You are adding an additional lock dependency into the picture. Say that
there is somebody stuck in warn_alloc path and cannot make a further
progress because printk got stuck. Now you are blocking oom_kill_process
as well. So the cure might be even worse than the problem.

If the warn_alloc is really causing issues and you do not want to spend
energy into identifying _what_ is the actual problem then I would rather
remove the stall warning than add a fishy code.

> Signed-off-by: Tetsuo Handa <penguin-kernel@...ove.SAKURA.ne.jp>
> Reported-by: Cong Wang <xiyou.wangcong@...il.com>
> Reported-by: yuwang.yuwang <yuwang.yuwang@...baba-inc.com>
> Reported-by: Johannes Weiner <hannes@...xchg.org>
> Cc: Sergey Senozhatsky <sergey.senozhatsky@...il.com>
> Cc: Petr Mladek <pmladek@...e.com>
> Cc: Michal Hocko <mhocko@...nel.org>
> ---
>  include/linux/oom.h | 1 +
>  mm/oom_kill.c       | 5 +++++
>  mm/page_alloc.c     | 4 +++-
>  3 files changed, 9 insertions(+), 1 deletion(-)
> 
> diff --git a/include/linux/oom.h b/include/linux/oom.h
> index 76aac4c..1425767 100644
> --- a/include/linux/oom.h
> +++ b/include/linux/oom.h
> @@ -44,6 +44,7 @@ struct oom_control {
>  };
>  
>  extern struct mutex oom_lock;
> +extern struct mutex oom_printk_lock;
>  
>  static inline void set_current_oom_origin(void)
>  {
> diff --git a/mm/oom_kill.c b/mm/oom_kill.c
> index 26add8a..5aef9a6 100644
> --- a/mm/oom_kill.c
> +++ b/mm/oom_kill.c
> @@ -54,6 +54,7 @@
>  int sysctl_oom_dump_tasks = 1;
>  
>  DEFINE_MUTEX(oom_lock);
> +DEFINE_MUTEX(oom_printk_lock);
>  
>  #ifdef CONFIG_NUMA
>  /**
> @@ -1074,7 +1075,9 @@ bool out_of_memory(struct oom_control *oc)

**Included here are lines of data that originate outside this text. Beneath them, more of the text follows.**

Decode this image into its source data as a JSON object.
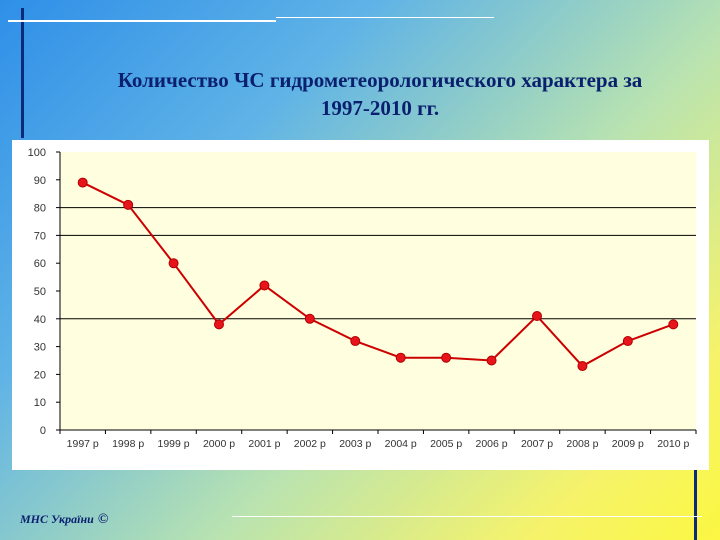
{
  "slide": {
    "title_line1": "Количество ЧС гидрометеорологического характера за",
    "title_line2": "1997-2010 гг.",
    "footer": "МНС України",
    "copyright_symbol": "©"
  },
  "colors": {
    "line": "#cc0000",
    "marker": "#e8141b",
    "plot_bg": "#ffffe0",
    "grid": "#000000"
  },
  "chart_data": {
    "type": "line",
    "categories": [
      "1997 р",
      "1998 р",
      "1999 р",
      "2000 р",
      "2001 р",
      "2002 р",
      "2003 р",
      "2004 р",
      "2005 р",
      "2006 р",
      "2007 р",
      "2008 р",
      "2009 р",
      "2010 р"
    ],
    "values": [
      89,
      81,
      60,
      38,
      52,
      40,
      32,
      26,
      26,
      25,
      41,
      23,
      32,
      38
    ],
    "ylim": [
      0,
      100
    ],
    "yticks": [
      "0",
      "10",
      "20",
      "30",
      "40",
      "50",
      "60",
      "70",
      "80",
      "90",
      "100"
    ],
    "gridlines_at": [
      40,
      70,
      80
    ],
    "title": "",
    "xlabel": "",
    "ylabel": "",
    "legend": "none"
  }
}
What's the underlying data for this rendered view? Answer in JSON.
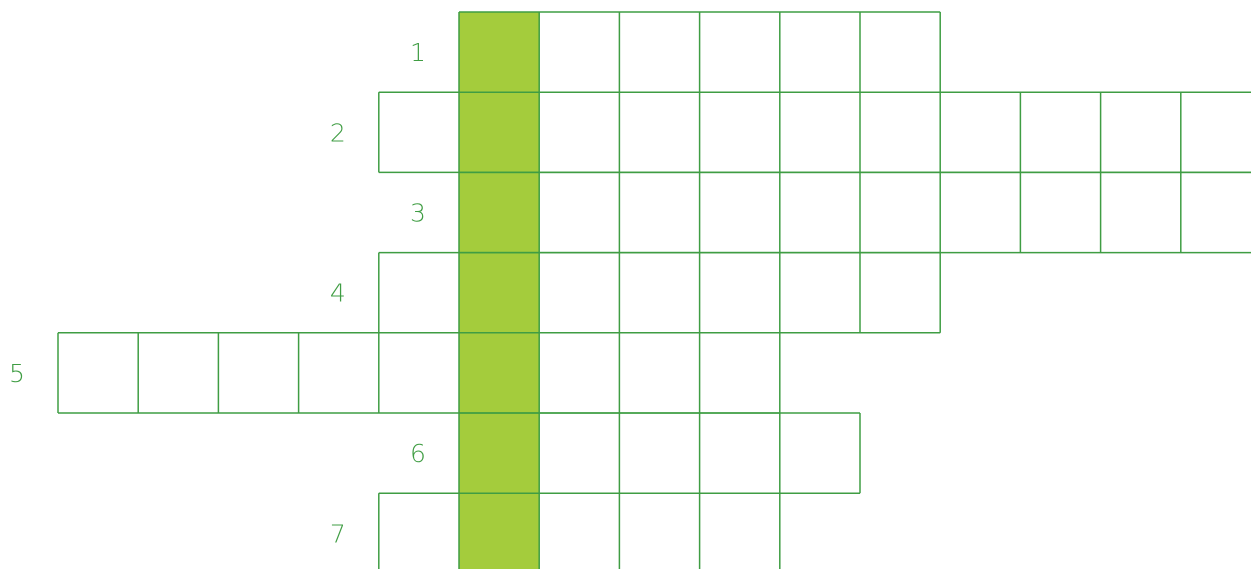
{
  "colors": {
    "grid_line": "#3f9d43",
    "highlight_column": "#a4cc3c",
    "number_text": "#3f9d43",
    "cell_fill": "#ffffff"
  },
  "puzzle": {
    "highlight_column_index": 0,
    "rows": [
      {
        "number": "1",
        "start_col": 0,
        "length": 6,
        "open_right": false,
        "open_bottom": false
      },
      {
        "number": "2",
        "start_col": -1,
        "length": 11,
        "open_right": true,
        "open_bottom": false
      },
      {
        "number": "3",
        "start_col": 0,
        "length": 10,
        "open_right": true,
        "open_bottom": false
      },
      {
        "number": "4",
        "start_col": -1,
        "length": 7,
        "open_right": false,
        "open_bottom": false
      },
      {
        "number": "5",
        "start_col": -5,
        "length": 9,
        "open_right": false,
        "open_bottom": false
      },
      {
        "number": "6",
        "start_col": 0,
        "length": 5,
        "open_right": false,
        "open_bottom": false
      },
      {
        "number": "7",
        "start_col": -1,
        "length": 5,
        "open_right": false,
        "open_bottom": true
      }
    ]
  }
}
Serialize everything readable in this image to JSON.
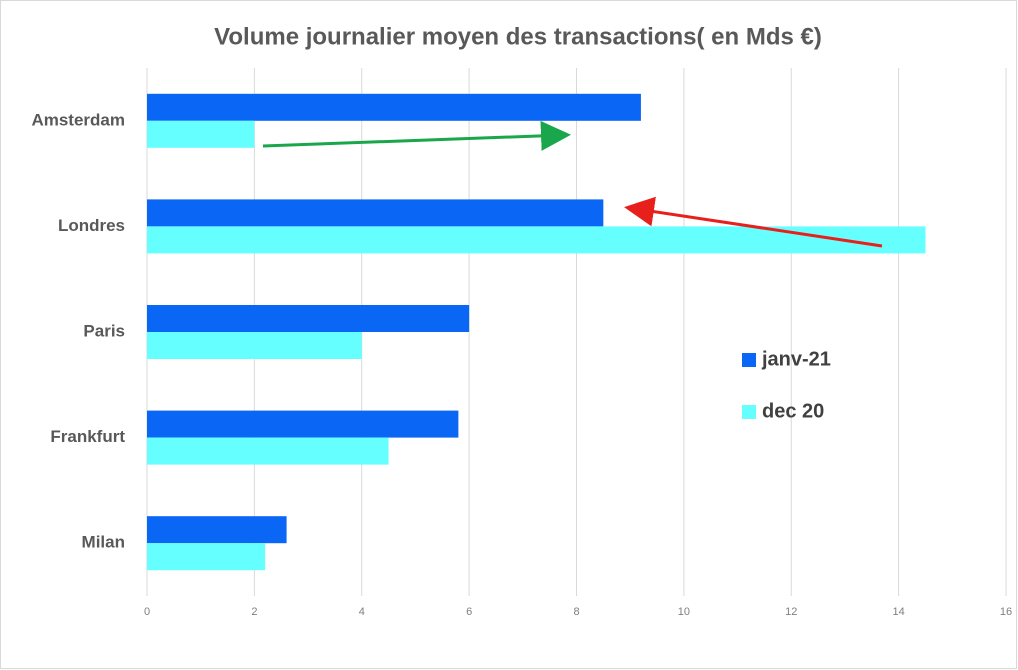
{
  "chart_data": {
    "type": "barh",
    "title": "Volume journalier moyen des transactions( en Mds €)",
    "categories": [
      "Amsterdam",
      "Londres",
      "Paris",
      "Frankfurt",
      "Milan"
    ],
    "series": [
      {
        "name": "janv-21",
        "color": "#0a66f5",
        "values": [
          9.2,
          8.5,
          6.0,
          5.8,
          2.6
        ]
      },
      {
        "name": "dec 20",
        "color": "#66ffff",
        "values": [
          2.0,
          14.5,
          4.0,
          4.5,
          2.2
        ]
      }
    ],
    "xlim": [
      0,
      16
    ],
    "xticks": [
      0,
      2,
      4,
      6,
      8,
      10,
      12,
      14,
      16
    ],
    "grid": true,
    "legend": "right"
  }
}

>  	    current->signal->oom_score_adj != OOM_SCORE_ADJ_MIN) {
>  		get_task_struct(current);
>  		oc->chosen = current;
> +		mutex_lock(&oom_printk_lock);
>  		oom_kill_process(oc, "Out of memory (oom_kill_allocating_task)");
> +		mutex_unlock(&oom_printk_lock);
>  		return true;
>  	}
>  
> @@ -1085,8 +1088,10 @@ bool out_of_memory(struct oom_control *oc)

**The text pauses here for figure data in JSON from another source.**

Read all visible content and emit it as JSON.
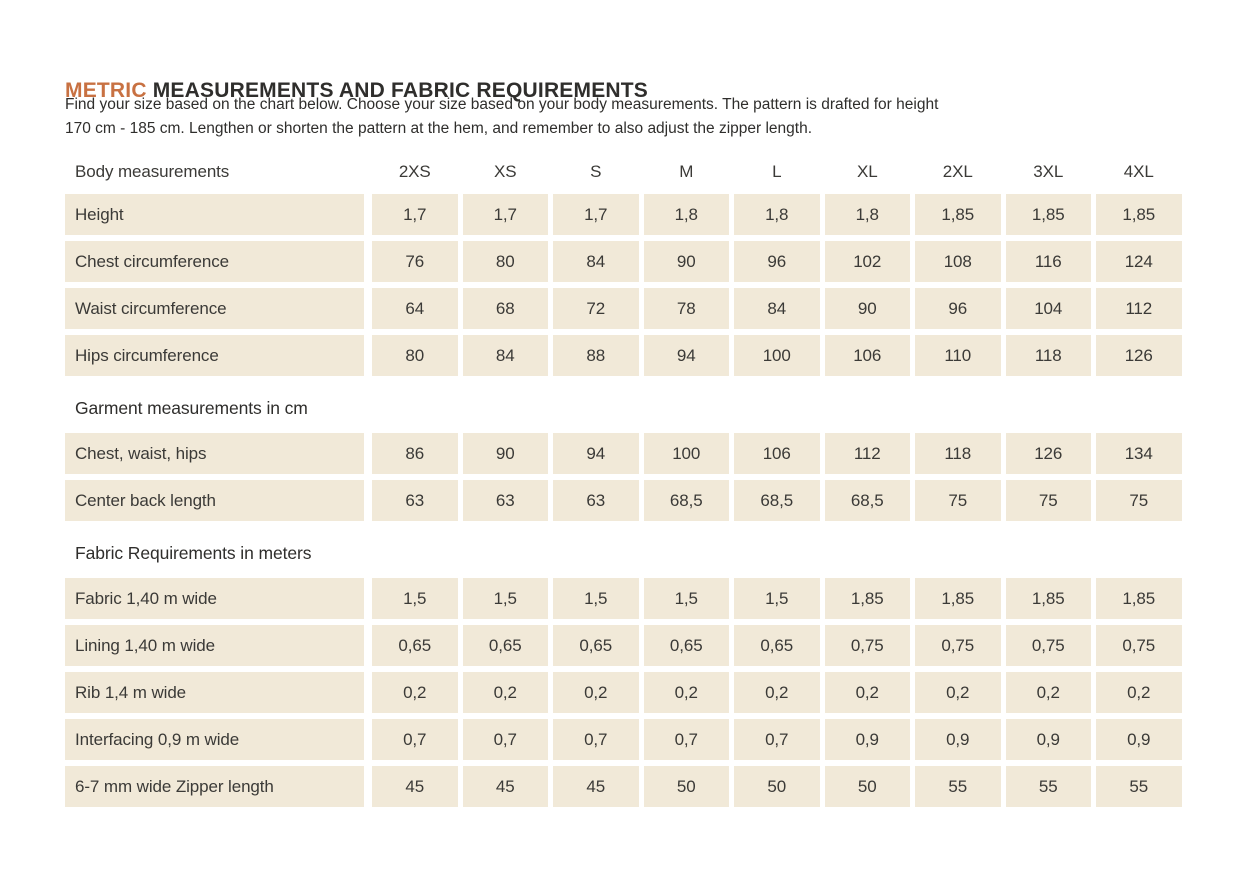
{
  "title": {
    "highlight": "METRIC",
    "rest": " MEASUREMENTS AND FABRIC REQUIREMENTS",
    "highlight_color": "#c87142"
  },
  "intro": {
    "lines": [
      "Find your size based on the chart below. Choose your size based on your body measurements. The pattern is drafted for height",
      "170 cm - 185 cm.  Lengthen or shorten the pattern at the hem, and remember to also adjust the zipper length."
    ]
  },
  "table": {
    "cell_background": "#f1e9d8",
    "header_label": "Body measurements",
    "sizes": [
      "2XS",
      "XS",
      "S",
      "M",
      "L",
      "XL",
      "2XL",
      "3XL",
      "4XL"
    ],
    "sections": [
      {
        "heading": "",
        "rows": [
          {
            "label": "Height",
            "values": [
              "1,7",
              "1,7",
              "1,7",
              "1,8",
              "1,8",
              "1,8",
              "1,85",
              "1,85",
              "1,85"
            ]
          },
          {
            "label": "Chest circumference",
            "values": [
              "76",
              "80",
              "84",
              "90",
              "96",
              "102",
              "108",
              "116",
              "124"
            ]
          },
          {
            "label": "Waist circumference",
            "values": [
              "64",
              "68",
              "72",
              "78",
              "84",
              "90",
              "96",
              "104",
              "112"
            ]
          },
          {
            "label": "Hips circumference",
            "values": [
              "80",
              "84",
              "88",
              "94",
              "100",
              "106",
              "110",
              "118",
              "126"
            ]
          }
        ]
      },
      {
        "heading": "Garment measurements in cm",
        "rows": [
          {
            "label": "Chest, waist, hips",
            "values": [
              "86",
              "90",
              "94",
              "100",
              "106",
              "112",
              "118",
              "126",
              "134"
            ]
          },
          {
            "label": "Center back length",
            "values": [
              "63",
              "63",
              "63",
              "68,5",
              "68,5",
              "68,5",
              "75",
              "75",
              "75"
            ]
          }
        ]
      },
      {
        "heading": "Fabric Requirements in meters",
        "rows": [
          {
            "label": "Fabric 1,40 m wide",
            "values": [
              "1,5",
              "1,5",
              "1,5",
              "1,5",
              "1,5",
              "1,85",
              "1,85",
              "1,85",
              "1,85"
            ]
          },
          {
            "label": "Lining 1,40 m wide",
            "values": [
              "0,65",
              "0,65",
              "0,65",
              "0,65",
              "0,65",
              "0,75",
              "0,75",
              "0,75",
              "0,75"
            ]
          },
          {
            "label": "Rib 1,4 m wide",
            "values": [
              "0,2",
              "0,2",
              "0,2",
              "0,2",
              "0,2",
              "0,2",
              "0,2",
              "0,2",
              "0,2"
            ]
          },
          {
            "label": "Interfacing 0,9 m wide",
            "values": [
              "0,7",
              "0,7",
              "0,7",
              "0,7",
              "0,7",
              "0,9",
              "0,9",
              "0,9",
              "0,9"
            ]
          },
          {
            "label": "6-7 mm wide Zipper length",
            "values": [
              "45",
              "45",
              "45",
              "50",
              "50",
              "50",
              "55",
              "55",
              "55"
            ]
          }
        ]
      }
    ]
  }
}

>  		panic("Out of memory and no killable processes...\n");
>  	}
>  	if (oc->chosen && oc->chosen != (void *)-1UL) {
> +		mutex_lock(&oom_printk_lock);
>  		oom_kill_process(oc, !is_memcg_oom(oc) ? "Out of memory" :
>  				 "Memory cgroup out of memory");
> +		mutex_unlock(&oom_printk_lock);
>  		/*
>  		 * Give the killed process a good chance to exit before trying
>  		 * to allocate memory again.
> diff --git a/mm/page_alloc.c b/mm/page_alloc.c
> index 97687b3..3766687 100644
> --- a/mm/page_alloc.c
> +++ b/mm/page_alloc.c
> @@ -3990,11 +3990,13 @@ bool gfp_pfmemalloc_allowed(gfp_t gfp_mask)
>  		goto nopage;
>  
>  	/* Make sure we know about allocations which stall for too long */
> -	if (time_after(jiffies, alloc_start + stall_timeout)) {
> +	if (time_after(jiffies, alloc_start + stall_timeout) &&
> +	    mutex_trylock(&oom_printk_lock)) {
>  		warn_alloc(gfp_mask & ~__GFP_NOWARN, ac->nodemask,
>  			"page allocation stalls for %ums, order:%u",
>  			jiffies_to_msecs(jiffies-alloc_start), order);
>  		stall_timeout += 10 * HZ;
> +		mutex_unlock(&oom_printk_lock);
>  	}
>  
>  	/* Avoid recursion of direct reclaim */
> -- 
> 1.8.3.1

-- 
Michal Hocko
SUSE Labs